= Thomas Collett Sandars =

English barrister and editor of Justinian (1825–1894)

Thomas Collett Sandars (1825–1894) was an English barrister, best known as an editor of the Institutes of Justinian.

==Life==
The eldest son of Samuel Sandars of Lochnere, near Hemel Hempstead, Hertfordshire, he matriculated at Balliol College, Oxford, on 30 November 1843. He was a scholar there from 1843 to 1849, graduated B.A. in 1848 (having taken first-class honours in literis humanioribus and the chancellor's Latin-verse prize), became fellow of Oriel College in 1849, and proceeded M.A. in 1851.

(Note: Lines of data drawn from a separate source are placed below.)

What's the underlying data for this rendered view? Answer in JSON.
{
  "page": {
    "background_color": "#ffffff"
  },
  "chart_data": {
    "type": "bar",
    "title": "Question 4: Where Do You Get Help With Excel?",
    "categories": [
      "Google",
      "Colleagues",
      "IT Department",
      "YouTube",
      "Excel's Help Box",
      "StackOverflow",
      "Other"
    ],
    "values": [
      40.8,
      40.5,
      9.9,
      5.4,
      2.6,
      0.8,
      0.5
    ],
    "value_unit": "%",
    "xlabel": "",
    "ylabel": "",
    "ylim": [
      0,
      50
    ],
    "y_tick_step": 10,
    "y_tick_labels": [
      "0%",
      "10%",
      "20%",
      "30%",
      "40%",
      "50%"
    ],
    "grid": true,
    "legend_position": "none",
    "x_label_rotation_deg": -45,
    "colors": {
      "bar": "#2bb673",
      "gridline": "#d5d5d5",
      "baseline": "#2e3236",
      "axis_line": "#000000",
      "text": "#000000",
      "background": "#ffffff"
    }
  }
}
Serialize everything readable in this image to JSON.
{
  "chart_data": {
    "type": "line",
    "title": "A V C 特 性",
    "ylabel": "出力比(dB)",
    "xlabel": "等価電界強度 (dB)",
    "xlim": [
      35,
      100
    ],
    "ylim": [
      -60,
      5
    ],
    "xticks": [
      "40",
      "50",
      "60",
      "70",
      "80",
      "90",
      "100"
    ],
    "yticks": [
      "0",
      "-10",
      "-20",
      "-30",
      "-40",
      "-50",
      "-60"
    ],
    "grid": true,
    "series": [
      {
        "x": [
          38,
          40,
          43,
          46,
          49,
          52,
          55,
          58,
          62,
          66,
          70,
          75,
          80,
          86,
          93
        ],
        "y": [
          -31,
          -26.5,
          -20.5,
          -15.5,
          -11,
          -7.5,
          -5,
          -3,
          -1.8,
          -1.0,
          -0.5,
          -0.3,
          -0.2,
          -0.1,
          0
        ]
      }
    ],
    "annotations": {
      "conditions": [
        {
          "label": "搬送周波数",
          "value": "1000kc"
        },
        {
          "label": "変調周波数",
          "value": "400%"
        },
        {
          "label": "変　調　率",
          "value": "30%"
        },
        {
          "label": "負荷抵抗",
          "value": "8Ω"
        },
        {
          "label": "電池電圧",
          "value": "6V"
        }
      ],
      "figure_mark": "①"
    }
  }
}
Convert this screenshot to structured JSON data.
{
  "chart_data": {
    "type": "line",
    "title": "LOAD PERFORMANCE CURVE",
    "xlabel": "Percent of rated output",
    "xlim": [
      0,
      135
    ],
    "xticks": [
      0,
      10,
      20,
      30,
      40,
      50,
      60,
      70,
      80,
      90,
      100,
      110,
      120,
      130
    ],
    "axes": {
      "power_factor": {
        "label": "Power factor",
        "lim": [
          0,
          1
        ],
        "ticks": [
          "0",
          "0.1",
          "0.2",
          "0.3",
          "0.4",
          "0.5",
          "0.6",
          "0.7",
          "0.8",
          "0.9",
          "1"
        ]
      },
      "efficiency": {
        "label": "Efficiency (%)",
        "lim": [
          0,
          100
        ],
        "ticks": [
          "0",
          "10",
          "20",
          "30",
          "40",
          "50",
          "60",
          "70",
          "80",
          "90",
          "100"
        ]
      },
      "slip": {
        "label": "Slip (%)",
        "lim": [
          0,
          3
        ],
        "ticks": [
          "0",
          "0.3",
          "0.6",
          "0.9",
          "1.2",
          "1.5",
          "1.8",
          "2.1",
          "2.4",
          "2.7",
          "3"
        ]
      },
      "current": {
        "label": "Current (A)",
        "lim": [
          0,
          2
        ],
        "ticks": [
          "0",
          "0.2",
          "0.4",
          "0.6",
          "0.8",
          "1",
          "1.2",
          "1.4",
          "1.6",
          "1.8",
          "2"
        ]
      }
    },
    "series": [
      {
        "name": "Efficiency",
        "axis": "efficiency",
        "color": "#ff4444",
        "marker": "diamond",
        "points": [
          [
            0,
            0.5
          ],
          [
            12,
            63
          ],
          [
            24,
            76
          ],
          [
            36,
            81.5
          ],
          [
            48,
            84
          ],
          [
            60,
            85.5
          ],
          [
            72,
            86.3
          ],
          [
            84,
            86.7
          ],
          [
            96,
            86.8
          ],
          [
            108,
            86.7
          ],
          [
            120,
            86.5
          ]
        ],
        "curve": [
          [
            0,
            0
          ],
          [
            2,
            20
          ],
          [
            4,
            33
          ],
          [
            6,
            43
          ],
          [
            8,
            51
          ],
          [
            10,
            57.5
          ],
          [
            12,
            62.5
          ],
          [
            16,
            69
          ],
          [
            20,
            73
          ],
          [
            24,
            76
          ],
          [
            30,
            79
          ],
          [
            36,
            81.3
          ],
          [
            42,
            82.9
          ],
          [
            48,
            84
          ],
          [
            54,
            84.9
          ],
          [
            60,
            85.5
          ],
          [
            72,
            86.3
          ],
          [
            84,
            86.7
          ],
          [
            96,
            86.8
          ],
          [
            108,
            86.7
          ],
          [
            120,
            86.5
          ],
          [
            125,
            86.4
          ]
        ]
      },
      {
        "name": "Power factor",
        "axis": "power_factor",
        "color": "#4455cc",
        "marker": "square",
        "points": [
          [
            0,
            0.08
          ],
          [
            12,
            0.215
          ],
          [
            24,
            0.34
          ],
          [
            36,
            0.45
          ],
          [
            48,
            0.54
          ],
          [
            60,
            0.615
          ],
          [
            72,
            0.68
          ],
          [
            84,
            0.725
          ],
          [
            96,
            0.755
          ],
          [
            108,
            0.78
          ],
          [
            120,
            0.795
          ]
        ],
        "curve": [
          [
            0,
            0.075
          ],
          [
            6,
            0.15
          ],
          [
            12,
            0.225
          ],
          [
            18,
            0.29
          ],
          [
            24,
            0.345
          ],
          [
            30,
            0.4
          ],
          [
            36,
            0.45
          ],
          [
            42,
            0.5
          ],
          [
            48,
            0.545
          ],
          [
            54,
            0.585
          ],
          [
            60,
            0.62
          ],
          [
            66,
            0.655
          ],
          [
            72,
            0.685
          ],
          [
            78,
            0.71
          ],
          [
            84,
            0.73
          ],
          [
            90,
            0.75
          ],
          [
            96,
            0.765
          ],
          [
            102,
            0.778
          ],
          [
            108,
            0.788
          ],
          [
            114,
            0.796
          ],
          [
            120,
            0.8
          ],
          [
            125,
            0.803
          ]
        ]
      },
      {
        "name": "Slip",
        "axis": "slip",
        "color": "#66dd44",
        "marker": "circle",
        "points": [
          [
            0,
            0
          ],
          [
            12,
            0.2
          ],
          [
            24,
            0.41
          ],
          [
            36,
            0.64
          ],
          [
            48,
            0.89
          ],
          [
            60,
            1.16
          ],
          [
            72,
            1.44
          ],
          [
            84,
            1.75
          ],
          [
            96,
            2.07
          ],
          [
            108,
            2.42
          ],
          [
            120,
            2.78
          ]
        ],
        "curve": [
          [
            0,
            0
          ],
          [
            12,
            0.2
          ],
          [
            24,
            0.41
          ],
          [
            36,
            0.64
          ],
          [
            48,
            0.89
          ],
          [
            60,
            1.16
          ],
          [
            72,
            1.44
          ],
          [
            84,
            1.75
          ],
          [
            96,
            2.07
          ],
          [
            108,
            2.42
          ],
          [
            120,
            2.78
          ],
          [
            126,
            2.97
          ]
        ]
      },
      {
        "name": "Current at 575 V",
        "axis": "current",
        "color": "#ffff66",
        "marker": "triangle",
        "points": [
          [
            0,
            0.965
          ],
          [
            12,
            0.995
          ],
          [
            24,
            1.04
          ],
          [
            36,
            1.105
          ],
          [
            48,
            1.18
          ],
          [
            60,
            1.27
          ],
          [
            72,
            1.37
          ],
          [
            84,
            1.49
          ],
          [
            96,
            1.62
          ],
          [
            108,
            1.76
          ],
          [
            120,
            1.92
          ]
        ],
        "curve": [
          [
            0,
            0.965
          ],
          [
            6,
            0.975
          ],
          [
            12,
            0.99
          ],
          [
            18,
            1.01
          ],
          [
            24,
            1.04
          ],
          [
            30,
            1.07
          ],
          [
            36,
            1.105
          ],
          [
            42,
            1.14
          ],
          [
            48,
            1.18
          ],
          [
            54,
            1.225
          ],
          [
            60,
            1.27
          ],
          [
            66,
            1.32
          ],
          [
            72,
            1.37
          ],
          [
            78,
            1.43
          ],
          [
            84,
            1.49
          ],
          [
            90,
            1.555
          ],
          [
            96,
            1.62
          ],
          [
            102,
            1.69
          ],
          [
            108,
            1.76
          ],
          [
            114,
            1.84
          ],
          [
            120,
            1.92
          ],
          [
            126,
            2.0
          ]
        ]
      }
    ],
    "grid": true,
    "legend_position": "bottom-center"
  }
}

Sandars was called to the bar in 1851, and was reader of constitutional law and history to the Inns of Court from 1865 to 1873. He had interests in commerce, in later years, and went twice to Egypt in 1877 and 1880 to represent the Association of Foreign Bondholders. He was also chairman of the Mexican Railway Company.

Sandars died on 2 August 1894 at Queen Anne's Mansions, Westminster.

==Works==
Sandars is remembered mainly for his edition of Justinian's Institutes, which first appeared in 1853; it reached an eighth edition in 1888. He was also an early contributor to the Saturday Review, and a close friend of James FitzJames Stephen. It was in reviewing the novel Two Years Ago there in 1857 that Sandars coined the phrase "muscular Christianity".

==Family==
Sandars married, on 25 May 1851, Margaret, second daughter of William Hanmer of Bodnod Hall, Denbighshire, and left a family.